Service delivery has come to a halt in the areas under the municipality, which has been marred by leadership squabbles for power.

Roads have fallen into disrepair both in the town and townships with no signage and faded markings.

Pensioner Emily Tshabadira hired local unemployed youngsters to dig up a furrow in front of her home in Boikhutso to direct sewage water away that had got stuck in front of her yard for weeks.

Tshabadira, 66, said service delivery had long collapsed in the municipality. 

“This sewage has been flowing since last month and the smell is so unbearable, and if I don’t do anything about it nobody else will,” Tshabadira said.

“When it has rained, even taxis can’t use this road because of the flooding that happens.”

At the same time taps in the area have also run dry.

Her neighbour Gabriel Phatshoane said: “We are used to being without both water and electricity here, in fact nothing is going right in this municipality.”

Taxi driver Thabo Keepile said the poor state of the roads that are riddled with potholes was concerning for his vehicle.

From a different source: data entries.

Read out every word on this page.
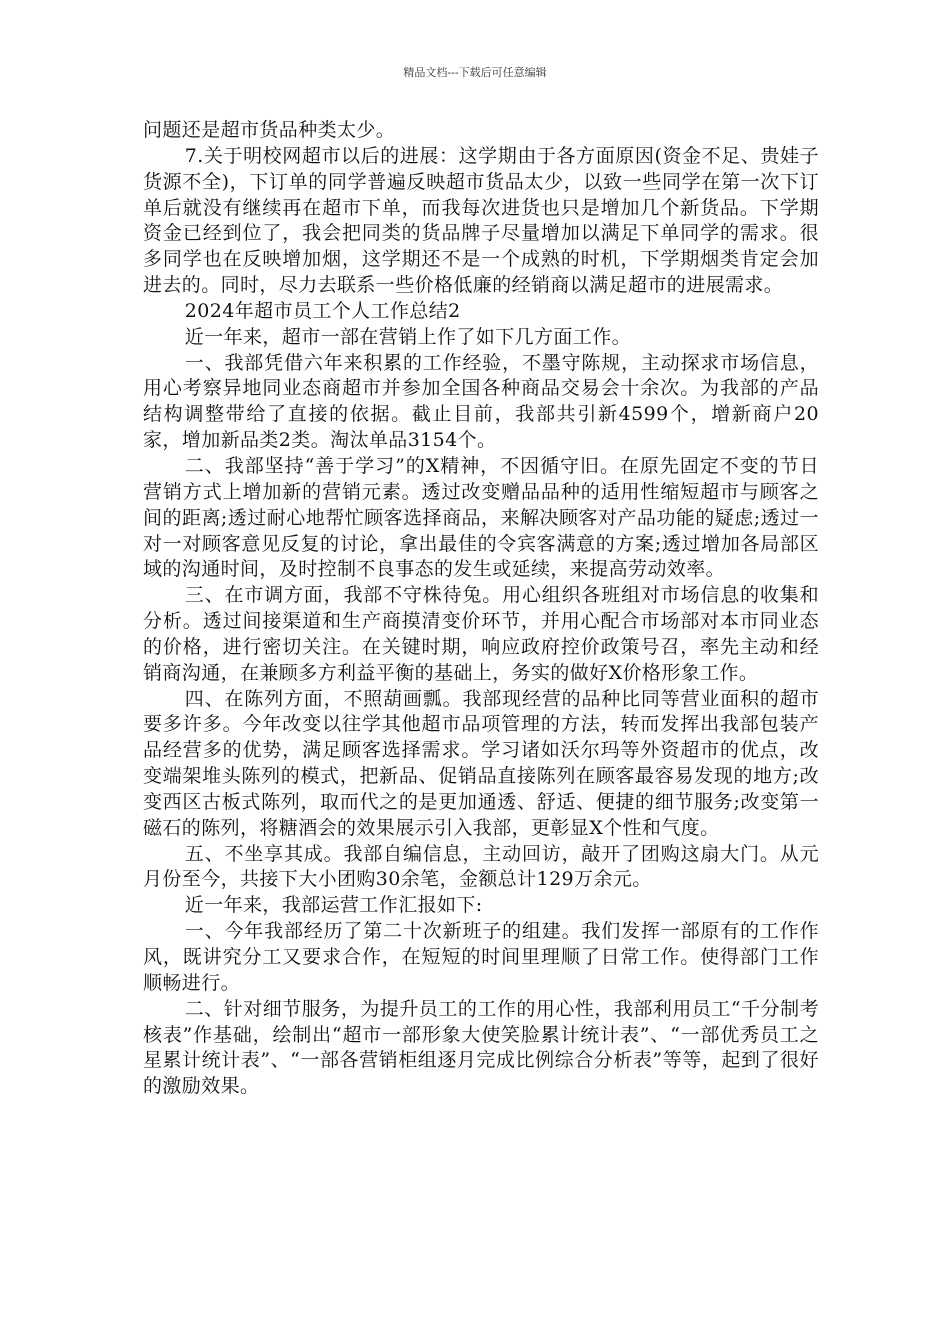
精品文档---下载后可任意编辑

问题还是超市货品种类太少。

7.关于明校网超市以后的进展：这学期由于各方面原因(资金不足、贵娃子货源不全)，下订单的同学普遍反映超市货品太少，以致一些同学在第一次下订单后就没有继续再在超市下单，而我每次进货也只是增加几个新货品。下学期资金已经到位了，我会把同类的货品牌子尽量增加以满足下单同学的需求。很多同学也在反映增加烟，这学期还不是一个成熟的时机，下学期烟类肯定会加进去的。同时，尽力去联系一些价格低廉的经销商以满足超市的进展需求。

2024年超市员工个人工作总结2

近一年来，超市一部在营销上作了如下几方面工作。

一、我部凭借六年来积累的工作经验，不墨守陈规，主动探求市场信息，用心考察异地同业态商超市并参加全国各种商品交易会十余次。为我部的产品结构调整带给了直接的依据。截止目前，我部共引新4599个，增新商户20家，增加新品类2类。淘汰单品3154个。

二、我部坚持“善于学习”的X精神，不因循守旧。在原先固定不变的节日营销方式上增加新的营销元素。透过改变赠品品种的适用性缩短超市与顾客之间的距离;透过耐心地帮忙顾客选择商品，来解决顾客对产品功能的疑虑;透过一对一对顾客意见反复的讨论，拿出最佳的令宾客满意的方案;透过增加各局部区域的沟通时间，及时控制不良事态的发生或延续，来提高劳动效率。

三、在市调方面，我部不守株待兔。用心组织各班组对市场信息的收集和分析。透过间接渠道和生产商摸清变价环节，并用心配合市场部对本市同业态的价格，进行密切关注。在关键时期，响应政府控价政策号召，率先主动和经销商沟通，在兼顾多方利益平衡的基础上，务实的做好X价格形象工作。

四、在陈列方面，不照葫画瓢。我部现经营的品种比同等营业面积的超市要多许多。今年改变以往学其他超市品项管理的方法，转而发挥出我部包装产品经营多的优势，满足顾客选择需求。学习诸如沃尔玛等外资超市的优点，改变端架堆头陈列的模式，把新品、促销品直接陈列在顾客最容易发现的地方;改变西区古板式陈列，取而代之的是更加通透、舒适、便捷的细节服务;改变第一磁石的陈列，将糖酒会的效果展示引入我部，更彰显X个性和气度。

五、不坐享其成。我部自编信息，主动回访，敲开了团购这扇大门。从元月份至今，共接下大小团购30余笔，金额总计129万余元。

近一年来，我部运营工作汇报如下:

一、今年我部经历了第二十次新班子的组建。我们发挥一部原有的工作作风，既讲究分工又要求合作，在短短的时间里理顺了日常工作。使得部门工作顺畅进行。

二、针对细节服务，为提升员工的工作的用心性，我部利用员工“千分制考核表”作基础，绘制出“超市一部形象大使笑脸累计统计表”、“一部优秀员工之星累计统计表”、“一部各营销柜组逐月完成比例综合分析表”等等，起到了很好的激励效果。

“I’ve been a taxi driver for six years, I knock off very tired with back pains due to driving in these bad roads for eight hours a day,” Keepile said.

He said he has had to replace wheel bearings every month due to wear and tear caused by the roads.

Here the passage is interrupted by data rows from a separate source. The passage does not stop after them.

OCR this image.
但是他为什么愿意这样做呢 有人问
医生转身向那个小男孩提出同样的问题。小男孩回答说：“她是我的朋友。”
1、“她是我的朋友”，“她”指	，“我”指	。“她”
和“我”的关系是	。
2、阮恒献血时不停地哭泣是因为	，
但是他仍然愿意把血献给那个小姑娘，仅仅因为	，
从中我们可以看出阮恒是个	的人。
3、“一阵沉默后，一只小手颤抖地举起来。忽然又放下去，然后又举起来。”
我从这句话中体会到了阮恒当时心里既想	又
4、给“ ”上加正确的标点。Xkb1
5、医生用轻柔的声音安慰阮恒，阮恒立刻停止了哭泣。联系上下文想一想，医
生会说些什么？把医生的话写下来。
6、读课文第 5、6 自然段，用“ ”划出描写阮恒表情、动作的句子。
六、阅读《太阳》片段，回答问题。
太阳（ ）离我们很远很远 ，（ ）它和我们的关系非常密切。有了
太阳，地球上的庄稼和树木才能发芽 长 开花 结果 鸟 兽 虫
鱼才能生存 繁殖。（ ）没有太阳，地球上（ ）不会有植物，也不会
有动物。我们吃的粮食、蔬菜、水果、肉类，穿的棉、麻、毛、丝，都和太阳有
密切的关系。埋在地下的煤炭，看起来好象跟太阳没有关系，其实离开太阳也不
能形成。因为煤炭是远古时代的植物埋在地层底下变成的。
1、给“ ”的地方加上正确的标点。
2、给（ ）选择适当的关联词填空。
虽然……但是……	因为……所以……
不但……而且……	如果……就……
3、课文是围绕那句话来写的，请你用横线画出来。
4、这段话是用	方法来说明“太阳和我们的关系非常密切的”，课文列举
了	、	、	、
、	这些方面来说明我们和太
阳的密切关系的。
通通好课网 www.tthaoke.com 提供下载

Mandisa Kabi, 43, who is unemployed and survives on social grants, said she was forced to spend about R100 on water to be able to do her laundry.

“Life without water is difficult, especially now during Covid-19,” Kabi said.

She said she has got used to regular power cuts but vowed she would not cast her vote during local government elections.

“Why should I vote? we are living in a dead town where nothing works,” she said.